The DL on CockroachDB – TechCrunch

As college students at Berkeley, Spencer Kimball and Peter Mattis created a successful open source graphics program, GIMP, which caught the eye of Google. The duo eventually joined Google, and even received personal congratulations from Sergey Brin and Larry Page. Kimball and Mattis quickly rose to prominence within the company, then decided to leave it all behind to start what would eventually become CockroachDB. Years later, Cockroach Labs has more than 250 employees and has received investments from companies such as Benchmark, GV, Index Ventures and Redpoint totaling more than $ 350 million, according to Crunchbase. The company is now on its way to what some think is an “unavoidable IPO.”

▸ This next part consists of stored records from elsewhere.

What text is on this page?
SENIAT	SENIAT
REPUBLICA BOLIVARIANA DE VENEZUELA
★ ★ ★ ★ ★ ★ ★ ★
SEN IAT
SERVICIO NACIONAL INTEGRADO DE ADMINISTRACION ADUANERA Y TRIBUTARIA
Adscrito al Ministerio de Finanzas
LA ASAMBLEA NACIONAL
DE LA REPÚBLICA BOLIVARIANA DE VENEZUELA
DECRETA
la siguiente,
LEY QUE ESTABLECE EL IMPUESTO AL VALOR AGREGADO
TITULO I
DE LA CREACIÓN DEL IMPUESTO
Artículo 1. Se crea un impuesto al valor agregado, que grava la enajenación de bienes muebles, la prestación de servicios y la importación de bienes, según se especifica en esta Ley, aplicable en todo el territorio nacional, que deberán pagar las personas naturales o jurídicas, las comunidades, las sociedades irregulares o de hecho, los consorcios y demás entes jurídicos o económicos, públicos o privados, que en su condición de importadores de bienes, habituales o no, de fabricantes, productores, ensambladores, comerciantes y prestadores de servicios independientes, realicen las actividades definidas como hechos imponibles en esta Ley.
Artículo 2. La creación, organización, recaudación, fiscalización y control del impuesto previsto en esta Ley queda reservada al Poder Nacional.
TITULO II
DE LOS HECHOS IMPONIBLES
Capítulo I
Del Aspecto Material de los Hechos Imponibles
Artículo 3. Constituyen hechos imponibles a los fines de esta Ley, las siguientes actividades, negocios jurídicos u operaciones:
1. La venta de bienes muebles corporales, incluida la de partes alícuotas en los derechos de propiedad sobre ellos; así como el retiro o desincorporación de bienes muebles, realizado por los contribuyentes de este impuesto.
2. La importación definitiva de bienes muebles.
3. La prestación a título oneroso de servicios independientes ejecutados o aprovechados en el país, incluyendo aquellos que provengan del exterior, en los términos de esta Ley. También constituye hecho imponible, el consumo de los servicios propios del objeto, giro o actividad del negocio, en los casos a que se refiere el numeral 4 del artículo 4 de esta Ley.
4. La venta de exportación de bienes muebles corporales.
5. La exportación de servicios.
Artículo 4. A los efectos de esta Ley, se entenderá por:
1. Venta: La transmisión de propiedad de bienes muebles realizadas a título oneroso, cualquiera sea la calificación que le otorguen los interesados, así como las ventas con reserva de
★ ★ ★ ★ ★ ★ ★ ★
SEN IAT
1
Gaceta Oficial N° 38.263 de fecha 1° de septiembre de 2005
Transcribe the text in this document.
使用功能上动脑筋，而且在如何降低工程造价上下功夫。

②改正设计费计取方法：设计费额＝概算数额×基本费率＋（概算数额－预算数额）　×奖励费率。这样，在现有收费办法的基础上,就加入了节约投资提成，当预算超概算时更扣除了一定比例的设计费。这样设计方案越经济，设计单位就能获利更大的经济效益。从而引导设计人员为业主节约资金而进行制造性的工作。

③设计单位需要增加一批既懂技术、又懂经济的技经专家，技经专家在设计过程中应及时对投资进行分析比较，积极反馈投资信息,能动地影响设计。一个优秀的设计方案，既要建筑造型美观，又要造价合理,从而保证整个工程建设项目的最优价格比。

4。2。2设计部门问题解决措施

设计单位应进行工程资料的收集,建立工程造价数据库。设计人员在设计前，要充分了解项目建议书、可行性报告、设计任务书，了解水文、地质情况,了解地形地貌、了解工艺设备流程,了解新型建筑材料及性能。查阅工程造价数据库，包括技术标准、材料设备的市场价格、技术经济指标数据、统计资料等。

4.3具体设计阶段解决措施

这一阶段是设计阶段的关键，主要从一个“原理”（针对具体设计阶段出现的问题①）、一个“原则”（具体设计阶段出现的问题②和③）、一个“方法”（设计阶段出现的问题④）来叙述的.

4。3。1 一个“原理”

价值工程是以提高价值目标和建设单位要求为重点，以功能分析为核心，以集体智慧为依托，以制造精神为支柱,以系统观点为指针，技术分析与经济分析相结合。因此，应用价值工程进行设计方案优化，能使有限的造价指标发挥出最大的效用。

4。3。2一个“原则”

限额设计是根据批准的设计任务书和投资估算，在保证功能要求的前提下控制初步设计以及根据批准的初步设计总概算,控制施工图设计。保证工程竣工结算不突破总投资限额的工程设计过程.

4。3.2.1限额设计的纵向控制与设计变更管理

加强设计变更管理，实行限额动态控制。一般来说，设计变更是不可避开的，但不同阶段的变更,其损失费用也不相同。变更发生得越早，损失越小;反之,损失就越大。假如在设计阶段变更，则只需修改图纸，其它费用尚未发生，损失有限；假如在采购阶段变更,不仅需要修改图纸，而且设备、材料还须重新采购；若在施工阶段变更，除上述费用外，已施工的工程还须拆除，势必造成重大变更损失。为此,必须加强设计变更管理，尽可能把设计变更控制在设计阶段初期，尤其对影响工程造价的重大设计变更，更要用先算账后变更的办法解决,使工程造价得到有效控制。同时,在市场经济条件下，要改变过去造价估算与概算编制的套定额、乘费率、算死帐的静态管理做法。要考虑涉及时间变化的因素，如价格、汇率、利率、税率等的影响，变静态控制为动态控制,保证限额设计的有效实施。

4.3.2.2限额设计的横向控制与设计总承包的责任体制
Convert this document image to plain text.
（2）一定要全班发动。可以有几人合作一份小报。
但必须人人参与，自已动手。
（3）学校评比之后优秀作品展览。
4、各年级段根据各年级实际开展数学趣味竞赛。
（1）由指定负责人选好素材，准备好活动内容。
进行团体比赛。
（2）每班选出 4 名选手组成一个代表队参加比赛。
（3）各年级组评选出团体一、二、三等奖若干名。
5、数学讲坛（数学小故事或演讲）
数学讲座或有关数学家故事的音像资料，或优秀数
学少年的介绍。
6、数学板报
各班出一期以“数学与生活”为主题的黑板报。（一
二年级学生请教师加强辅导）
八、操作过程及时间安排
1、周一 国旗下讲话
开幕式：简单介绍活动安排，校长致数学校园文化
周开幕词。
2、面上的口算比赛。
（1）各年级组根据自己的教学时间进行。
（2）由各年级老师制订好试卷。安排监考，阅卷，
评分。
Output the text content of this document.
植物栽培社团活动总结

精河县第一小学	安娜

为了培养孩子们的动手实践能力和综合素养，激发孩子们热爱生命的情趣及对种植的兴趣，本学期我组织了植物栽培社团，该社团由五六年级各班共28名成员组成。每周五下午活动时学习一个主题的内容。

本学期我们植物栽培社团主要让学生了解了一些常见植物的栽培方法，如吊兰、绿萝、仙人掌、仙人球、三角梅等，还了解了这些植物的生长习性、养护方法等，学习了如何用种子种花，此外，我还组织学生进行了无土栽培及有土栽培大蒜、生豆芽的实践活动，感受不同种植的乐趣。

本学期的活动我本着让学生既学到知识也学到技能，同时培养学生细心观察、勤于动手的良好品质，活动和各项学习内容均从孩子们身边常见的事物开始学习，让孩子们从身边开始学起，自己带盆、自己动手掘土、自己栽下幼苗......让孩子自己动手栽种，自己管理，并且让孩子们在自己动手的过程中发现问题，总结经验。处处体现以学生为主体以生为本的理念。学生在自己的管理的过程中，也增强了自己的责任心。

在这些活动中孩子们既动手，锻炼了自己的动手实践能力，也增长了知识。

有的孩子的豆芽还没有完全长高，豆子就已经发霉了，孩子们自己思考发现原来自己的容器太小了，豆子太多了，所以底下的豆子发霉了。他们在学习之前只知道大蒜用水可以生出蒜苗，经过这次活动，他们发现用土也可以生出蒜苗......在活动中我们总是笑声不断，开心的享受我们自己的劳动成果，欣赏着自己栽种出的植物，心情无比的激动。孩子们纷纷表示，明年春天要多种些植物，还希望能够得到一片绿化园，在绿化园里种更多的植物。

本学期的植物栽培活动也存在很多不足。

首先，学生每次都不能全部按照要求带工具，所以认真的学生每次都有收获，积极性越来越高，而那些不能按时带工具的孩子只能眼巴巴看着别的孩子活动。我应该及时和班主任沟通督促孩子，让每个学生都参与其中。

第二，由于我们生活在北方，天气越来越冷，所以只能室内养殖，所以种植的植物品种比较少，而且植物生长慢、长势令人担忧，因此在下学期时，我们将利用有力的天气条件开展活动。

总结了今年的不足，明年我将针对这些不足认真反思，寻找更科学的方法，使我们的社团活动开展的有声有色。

The history of CockroachDB, from its origin to its future, was told in a four-part series. in our latest EC-1:

I’m biased, but it’s a must-read that creates tensions that any startup founder can relate to: from browsing heavyweight competitors, skipping free tiers, to keeping your users’ attention. It is the eighth EC-1 we have published to date., which my colleague and TC managing editor, Danny Crichton, estimates puts us at 90,000 words on startup beginnings, product development, marketing, and more.

In the rest of this newsletter, we’ll dive into that WeWork book, Small Entrepreneurship, and Some SPACs. follow me on twitter @nmasc_. Or not, it’s your choice!

The cult of us

Adam Neumann (WeWork) at TechCrunch Disrupt NY 2017. Image credits: TechCrunch

This week at Equity, Alex and I interviewed Eliot Brown, who wrote “The Cult of We” along with Maureen Farrell. Our conversation was based on some of the surprising details and anecdotes in the book, but mainly focused on what The rise and fall of WeWork affected the state of startups and tech journalism in general.

This is what you need to know: Not much has changed. No kidding, Brown shared his notes about how the current boom in startup financing has a disturbing air of frenzy and nonsense. He also talked about how sometimes the most enlightening question can be a simple one: What makes you a tech company?

More money more problems?

TikTok what again?

tick glitch

Image credits: TechCrunch

TikTok kept popping up throughout the week. Index Ventures, for example, noted how the company’s TikTok account has accumulated an impressive following and is a channel to speak to younger generations. Nothing like some short-form videos to keep you cool and mingle while raising $ 3 billion in one go.

This is what you need to know: While TikTok has certainly changed the world, I do worry when I see the appeal of small content being edtech. Bite-sized content can be a nifty way to spread content, but it’s not a one-size-fits-all solution. Duolingo, which listed its initial public offering this week, is still struggling to show meaningful learning outcomes and optimizes motivation more than understanding. This tension is a key note for companies like Numbered Y They will only learn, which they both raised this week, so as not to overuse the TikTok learning materials.

Other educational technology content for your eyes:


hands signing check 1

Image credits: Bryce Durbin / TechCrunch

It’s been a while since I used that acronym in Startups Weekly. With that said, special purpose acquisition vehicles are still very important and still worth your attention.

This is what you need to know: The Lucid Motors SPAC merger has just been approved. Reporter Aria alamalhodaei writes that the move came after executives extended the deadline to vote to merge a day after not enough investors showed up. “The problem is unusual, but it could become more common as more companies bypass the traditional IPO path to public markets and merge with SPACs instead,” he writes.